Ciego, con el rostro quemado, con esquirlas de roca incrustadas en él, parte del hueso frontal hundido por un impacto brutal de una roca, perdiendo sangre continuamente, Medina se extravió durante la noche. En la mañana, trató de subir desde el fondo de la quebrada a la trocha y lo hizo a tientas. Cruzó la trocha sin darse cuenta y continuó subiendo el cerro. Luego, sintió los disparos de las patrullas, los helicópteros que llegaban y, después de un rato, se iban. Los llamó, gritó pidiendo ayuda, pero se había quedado sin voz. Pensó que se había quedado solo y que los senderistas llegarían. Pasado el mediodía escuchó voces. “¡Ahí está!”, gritó una persona.
Eran las tres de la tarde, cuando un grupo de comuneros, entre los 63 hombres que lo buscaban, encontró a Medina. Ciego, sin voz, muy debilitado. Pero empuñando su fusil.
Solo dos, de los trece integrantes de la patrulla, quedaron ilesos. Antes que fallecieran Arias y Tananta, murieron en la emboscada los suboficiales Zózimo Huamán, Huilber Ángeles y Rusber Alván. Todos los otros, heridos. El sargento Pezo, por ejemplo, tiene la cara quemada y una herida de bala en la pierna.
Pero la patrulla no perdió una sola arma y se mantuvo irreductible hasta ser rescatada, pese al devastador efecto inicial de la emboscada.
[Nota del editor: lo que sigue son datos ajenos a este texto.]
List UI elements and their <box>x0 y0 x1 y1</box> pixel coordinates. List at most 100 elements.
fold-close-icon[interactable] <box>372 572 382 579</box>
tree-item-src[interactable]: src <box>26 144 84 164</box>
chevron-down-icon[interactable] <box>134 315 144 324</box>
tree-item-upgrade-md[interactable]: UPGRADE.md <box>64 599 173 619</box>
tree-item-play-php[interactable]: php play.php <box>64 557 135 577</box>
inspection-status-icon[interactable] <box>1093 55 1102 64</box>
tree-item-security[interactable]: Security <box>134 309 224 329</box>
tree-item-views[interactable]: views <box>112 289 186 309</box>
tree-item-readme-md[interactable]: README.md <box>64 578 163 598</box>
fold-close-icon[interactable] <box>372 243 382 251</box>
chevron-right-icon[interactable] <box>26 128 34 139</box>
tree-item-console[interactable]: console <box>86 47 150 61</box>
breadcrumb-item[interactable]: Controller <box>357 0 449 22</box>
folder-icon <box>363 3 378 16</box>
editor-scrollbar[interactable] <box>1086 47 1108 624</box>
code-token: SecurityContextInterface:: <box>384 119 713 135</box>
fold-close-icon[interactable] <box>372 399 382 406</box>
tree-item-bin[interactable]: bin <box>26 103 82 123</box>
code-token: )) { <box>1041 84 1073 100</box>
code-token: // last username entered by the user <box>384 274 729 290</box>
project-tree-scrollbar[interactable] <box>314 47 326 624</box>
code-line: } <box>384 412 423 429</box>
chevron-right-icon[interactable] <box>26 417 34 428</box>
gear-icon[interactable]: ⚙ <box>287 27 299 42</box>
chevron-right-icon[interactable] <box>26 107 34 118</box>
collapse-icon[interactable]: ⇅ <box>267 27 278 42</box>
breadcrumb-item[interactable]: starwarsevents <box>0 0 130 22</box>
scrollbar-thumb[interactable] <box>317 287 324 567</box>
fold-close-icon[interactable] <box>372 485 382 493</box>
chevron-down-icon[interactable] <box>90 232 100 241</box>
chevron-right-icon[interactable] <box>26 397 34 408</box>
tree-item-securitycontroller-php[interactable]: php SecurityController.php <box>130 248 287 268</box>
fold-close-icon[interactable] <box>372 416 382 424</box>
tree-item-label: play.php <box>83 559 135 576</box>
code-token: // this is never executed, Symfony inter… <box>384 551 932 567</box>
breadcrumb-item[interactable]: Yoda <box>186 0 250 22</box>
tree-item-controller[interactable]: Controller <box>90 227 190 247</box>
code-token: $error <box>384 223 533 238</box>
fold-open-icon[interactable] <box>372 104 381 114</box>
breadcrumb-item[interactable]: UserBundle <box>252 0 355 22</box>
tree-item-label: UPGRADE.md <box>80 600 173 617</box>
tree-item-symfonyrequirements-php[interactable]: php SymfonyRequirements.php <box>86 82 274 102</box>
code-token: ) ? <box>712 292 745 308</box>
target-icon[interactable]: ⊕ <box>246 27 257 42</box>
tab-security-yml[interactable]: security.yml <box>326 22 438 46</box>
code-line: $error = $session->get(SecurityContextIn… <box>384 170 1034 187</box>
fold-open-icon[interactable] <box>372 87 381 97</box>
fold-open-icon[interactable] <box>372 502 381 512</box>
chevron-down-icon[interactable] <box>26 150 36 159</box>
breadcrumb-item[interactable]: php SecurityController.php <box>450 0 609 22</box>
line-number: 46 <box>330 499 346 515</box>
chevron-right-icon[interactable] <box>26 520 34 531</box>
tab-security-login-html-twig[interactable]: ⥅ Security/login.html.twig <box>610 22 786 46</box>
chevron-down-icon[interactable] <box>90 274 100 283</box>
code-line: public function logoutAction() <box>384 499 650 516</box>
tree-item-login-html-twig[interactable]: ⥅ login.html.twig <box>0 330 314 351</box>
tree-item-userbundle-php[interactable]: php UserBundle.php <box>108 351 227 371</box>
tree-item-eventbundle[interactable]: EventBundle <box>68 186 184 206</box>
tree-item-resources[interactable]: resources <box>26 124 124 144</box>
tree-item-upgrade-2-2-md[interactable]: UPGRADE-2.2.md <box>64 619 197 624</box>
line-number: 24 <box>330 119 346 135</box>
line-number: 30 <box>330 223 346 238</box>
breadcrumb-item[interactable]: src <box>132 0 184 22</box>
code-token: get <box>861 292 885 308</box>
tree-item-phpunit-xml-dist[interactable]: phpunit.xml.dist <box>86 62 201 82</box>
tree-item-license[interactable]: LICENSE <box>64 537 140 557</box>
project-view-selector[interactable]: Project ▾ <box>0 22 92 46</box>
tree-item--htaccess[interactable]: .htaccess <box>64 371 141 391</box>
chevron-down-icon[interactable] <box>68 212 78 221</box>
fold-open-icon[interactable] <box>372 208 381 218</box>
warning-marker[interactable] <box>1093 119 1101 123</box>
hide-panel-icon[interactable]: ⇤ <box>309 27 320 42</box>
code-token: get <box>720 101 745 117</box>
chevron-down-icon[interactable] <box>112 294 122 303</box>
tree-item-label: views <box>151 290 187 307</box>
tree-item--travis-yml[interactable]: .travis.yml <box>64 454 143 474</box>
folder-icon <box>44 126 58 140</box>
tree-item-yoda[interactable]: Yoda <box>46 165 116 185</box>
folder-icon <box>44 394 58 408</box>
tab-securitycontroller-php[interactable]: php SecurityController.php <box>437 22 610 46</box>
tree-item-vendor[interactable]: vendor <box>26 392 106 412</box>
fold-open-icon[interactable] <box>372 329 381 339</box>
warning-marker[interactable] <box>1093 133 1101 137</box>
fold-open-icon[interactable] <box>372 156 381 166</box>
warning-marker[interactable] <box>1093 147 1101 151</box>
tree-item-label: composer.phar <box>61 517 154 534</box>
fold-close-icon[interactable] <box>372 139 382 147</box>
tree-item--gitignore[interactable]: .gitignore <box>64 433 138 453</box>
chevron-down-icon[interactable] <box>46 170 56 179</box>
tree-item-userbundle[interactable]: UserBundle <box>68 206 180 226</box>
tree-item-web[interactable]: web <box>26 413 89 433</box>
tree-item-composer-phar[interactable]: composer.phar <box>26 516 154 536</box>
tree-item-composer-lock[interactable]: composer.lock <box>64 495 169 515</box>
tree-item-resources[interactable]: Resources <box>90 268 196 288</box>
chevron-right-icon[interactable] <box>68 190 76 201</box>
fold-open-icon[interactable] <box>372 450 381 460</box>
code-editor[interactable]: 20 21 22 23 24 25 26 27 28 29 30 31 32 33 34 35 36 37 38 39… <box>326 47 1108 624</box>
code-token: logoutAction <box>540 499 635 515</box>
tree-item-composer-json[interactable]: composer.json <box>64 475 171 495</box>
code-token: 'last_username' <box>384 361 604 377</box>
¿Cómo lograron defender sus armas y recomponerse como unidad en medio del combate, luego de pérdidas tan severas y en una posición tan desventajosa? Por el entrenamiento y la valentía de todos; y sobre todo por el heroísmo de los suboficiales Wildo Cárdenas y Régulo Cruz.
¿Quieren saber cómo retribuimos a estos magníficos soldados de la república? El suboficial Cárdenas, por ejemplo, cuando va a combatir al VRAE –que es casi todo el tiempo–, deja a su esposa y tres hijos en un cuarto alquilado en Ventanilla. Ni a él, ni tampoco su oficial, el capitán Medina, casado y con dos hijos, les han asignado la casa de servicio que debieran tener los familiares de quienes arriesgan cada día la vida en el VRAE.
Eso provoca el único comentario en breve tono de amargura por parte de Cárdenas: “Somos los únicos, a pesar de ser marginados y discriminados, que arriesgamos todo para que otros vivan bien”.
Y así es.
Pero si algo demuestra la Historia es que la nación que es indif
erente al sacrificio de quienes la defienden, tarde o temprano deja de merecerlo.
El gran valor, la magnífica resistencia de esta patrulla simbolizó la importancia de su misión: defender el derecho de los ciudadanos a decidir, a través del voto, su gobierno, su libertad y su destino. Muy pocas cosas son más dignas de respeto y gratitud.